The Alannah & Madeline Foundation has seen exponential growth in demand for its services working with early childhood educators to help them recognise and respond to traumatised children.
The Foundation launched its Trauma Consultancy Service (TraCS) in 2019. Primarily funded through the Victorian Department of Education School Readiness Funding, this trauma-informed, relationship-based program sees the Foundation’s specialist family practitioners and trauma consultants work directly with early childhood educators in their kindergartens and childcare centres.
The TraCS consultants also help educators to support vulnerable families with referrals and access to services, including family violence, mental health, crisis housing and material aid.
The Foundation’s Head of Trauma Consulting, Lee Cameron, said the concept originated from discussions with several early childhood services in 2016.
The children they were encountering had lives characterised by high levels of disadvantage, with themes of family violence, child protection concerns, poor parental mental health, parental drug and alcohol dependency, parental isolation and refugee experiences.
“These preschool educators were seeking support in managing these complex behaviours,” Lee said.
“Trauma isn’t the event; it’s the response to the event. It’s when the children’s coping mechanisms become overwhelmed. As a result of their trauma (known or suspected), many of the youngsters were emotionally dysregulated, had very poor social and communication skills and were presenting highly complex behaviours for the educators to manage. They might bite, swear, hiss or hide and cower.”

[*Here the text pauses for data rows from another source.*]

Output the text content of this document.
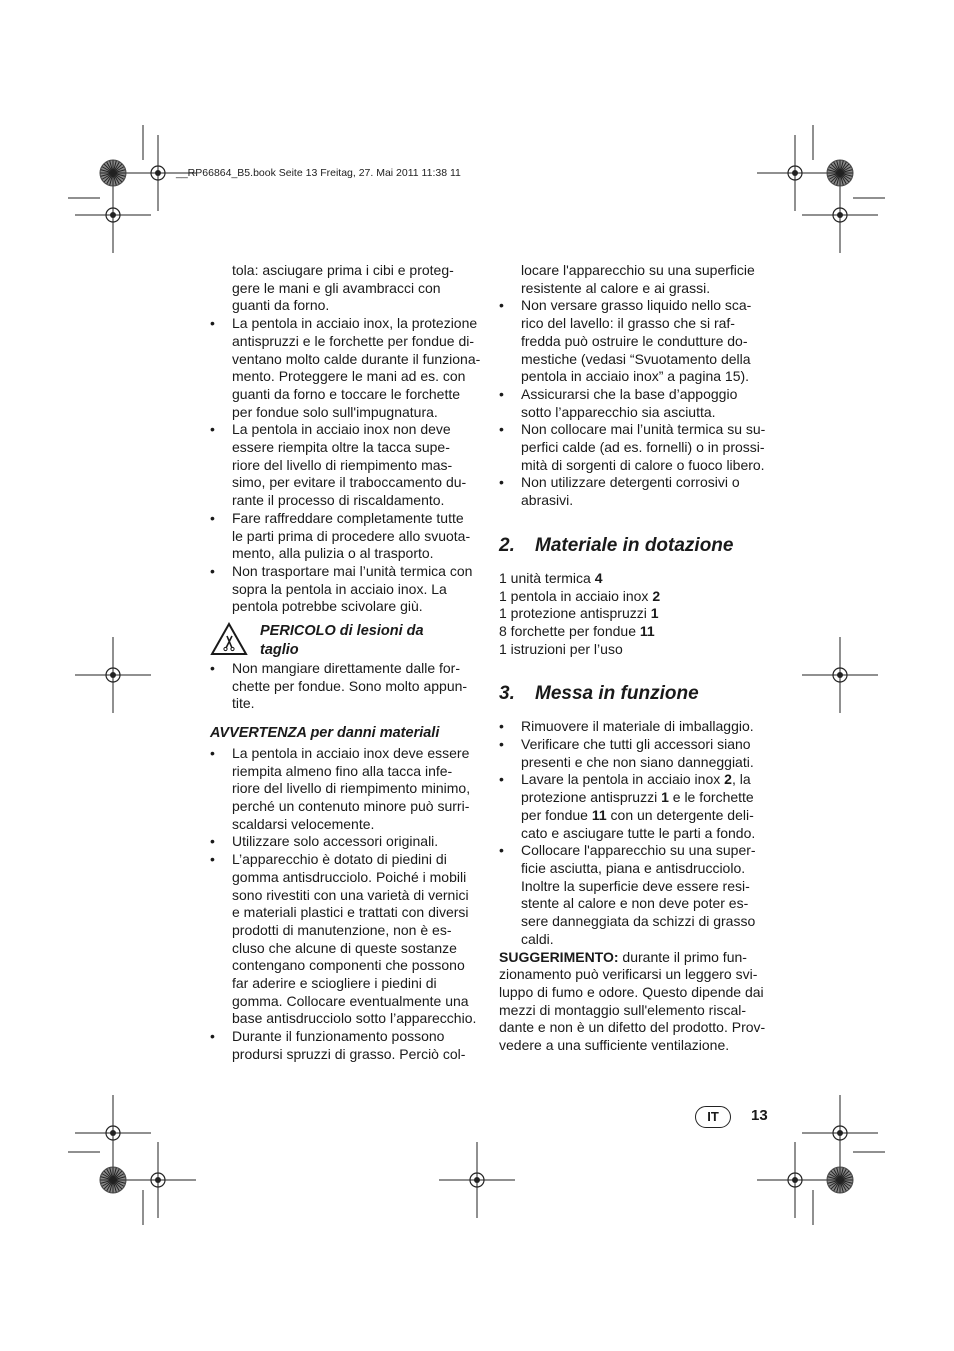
__RP66864_B5.book Seite 13 Freitag, 27. Mai 2011 11:38 11

tola: asciugare prima i cibi e proteg-

gere le mani e gli avambracci con

guanti da forno.

• La pentola in acciaio inox, la protezione
antispruzzi e le forchette per fondue di-
ventano molto calde durante il funziona-
mento. Proteggere le mani ad es. con
guanti da forno e toccare le forchette
per fondue solo sull'impugnatura.
• La pentola in acciaio inox non deve
essere riempita oltre la tacca supe-
riore del livello di riempimento mas-
simo, per evitare il traboccamento du-
rante il processo di riscaldamento.
• Fare raffreddare completamente tutte
le parti prima di procedere allo svuota-
mento, alla pulizia o al trasporto.
• Non trasportare mai l’unità termica con
sopra la pentola in acciaio inox. La
pentola potrebbe scivolare giù.

PERICOLO di lesioni da

taglio

• Non mangiare direttamente dalle for-
chette per fondue. Sono molto appun-
tite.

AVVERTENZA per danni materiali

• La pentola in acciaio inox deve essere
riempita almeno fino alla tacca infe-
riore del livello di riempimento minimo,
perché un contenuto minore può surri-
scaldarsi velocemente.
• Utilizzare solo accessori originali.
• L’apparecchio è dotato di piedini di
gomma antisdrucciolo. Poiché i mobili
sono rivestiti con una varietà di vernici
e materiali plastici e trattati con diversi
prodotti di manutenzione, non è es-
cluso che alcune di queste sostanze
contengano componenti che possono
far aderire e sciogliere i piedini di
gomma. Collocare eventualmente una
base antisdrucciolo sotto l’apparecchio.
• Durante il funzionamento possono
prodursi spruzzi di grasso. Perciò col-

locare l'apparecchio su una superficie

resistente al calore e ai grassi.

• Non versare grasso liquido nello sca-
rico del lavello: il grasso che si raf-
fredda può ostruire le condutture do-
mestiche (vedasi “Svuotamento della
pentola in acciaio inox” a pagina 15).
• Assicurarsi che la base d’appoggio
sotto l’apparecchio sia asciutta.
• Non collocare mai l’unità termica su su-
perfici calde (ad es. fornelli) o in prossi-
mità di sorgenti di calore o fuoco libero.
• Non utilizzare detergenti corrosivi o
abrasivi.
2. Materiale in dotazione

1 unità termica 4

1 pentola in acciaio inox 2

1 protezione antispruzzi 1

8 forchette per fondue 11

1 istruzioni per l’uso

3. Messa in funzione
• Rimuovere il materiale di imballaggio.
• Verificare che tutti gli accessori siano
presenti e che non siano danneggiati.
• Lavare la pentola in acciaio inox 2, la
protezione antispruzzi 1 e le forchette
per fondue 11 con un detergente deli-
cato e asciugare tutte le parti a fondo.
• Collocare l'apparecchio su una super-
ficie asciutta, piana e antisdrucciolo.
Inoltre la superficie deve essere resi-
stente al calore e non deve poter es-
sere danneggiata da schizzi di grasso
caldi.

SUGGERIMENTO: durante il primo fun-

zionamento può verificarsi un leggero svi-

luppo di fumo e odore. Questo dipende dai

mezzi di montaggio sull'elemento riscal-

dante e non è un difetto del prodotto. Prov-

vedere a una sufficiente ventilazione.

IT	13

In some settings this was multiple children, she said.
“One service quoted 15 of a total group of 25 of their children who had current exposure to family violence, drug and alcohol use or who had child protection involvement.
“But there are also a broader range of life events that can provoke a traumatic response, which includes family breakdown, financial distress, illness and death of a loved one. Children from refugee families who have already experienced significant trauma prior to arrival in Australia may exhibit symptoms as well.”
It was clear the educators were experiencing significant vicarious trauma and were at risk of burn-out.
“In the main, the educators hadn’t had training specific to managing families with these levels of complexity and were at a loss in managing the behaviours and presentations of the children in their service,” Lee said.
The Foundation came up with a solution to help.
The TraCS program philosophy is based on trauma-informed, relationship-based practice. This is a multi-dimensional practice framework that draws upon the interconnected theories of trauma, attachment and child development and recognises that an individual and their behaviour is best understood in the context of their experiences, relationships and environment.
“Being trauma-informed is a core element of the framework,” Lee said.
“It focuses on the impact of trauma on the whole child and their relationships and emphasises the development and maintenance of positive, safe, nurturing relationships that foster a sense of safety, security and growth.”
TraCS consultants understand the challenges, complexities and responsibilities that come with educating and caring for children who have experienced trauma.
“We believe that the relationship between the educator and child plays a crucial role in contributing to the child’s social and emotional development and wellbeing and provides an opportunity for recovery and healing,” Lee said.
“We support and assist the educators to understand the impact of trauma on the whole child in a way that recognises the importance of relationships and use this lens to unlock strategies to support and connect with the child. Our aim is to increase the child’s experience of physical and emotional safety and to optimise opportunities for learning.”
While the TraCS program provides training, the main focus of the service is to provide support to educators including coaching and reflective practice.
The Foundation’s consultants visit kindergartens to deliver this service in collaboration with the educators, harnessing their knowledge and relationship with their children and families to promote safe and healing relationships.
TraCS is designed to journey alongside educators for at least six months, however, most services have returned year on year, acknowledging this support as fundamental in creating stable and trauma-informed early years environments for educators and children.
The demand for TraCS consultants continues to grow.
“At launch, we worked with 36 centres across Victoria; two years on, we now work with 300 centres and more than 5,300 children.”
Tips for working with traumatised children
- Be curious – what has happened? What do you know of this child’s family and social history?
- All behaviour is communication. What is the child telling you? Even the child who doesn’t speak?
- Your most effective tool is you. Use your relationship with the child to build trust.
- Be patient and available. Children need adults who are safe and predictable and are attuned to their needs.
- Children need to learn how to regulate their emotions. They can only do this if you can regulate your own.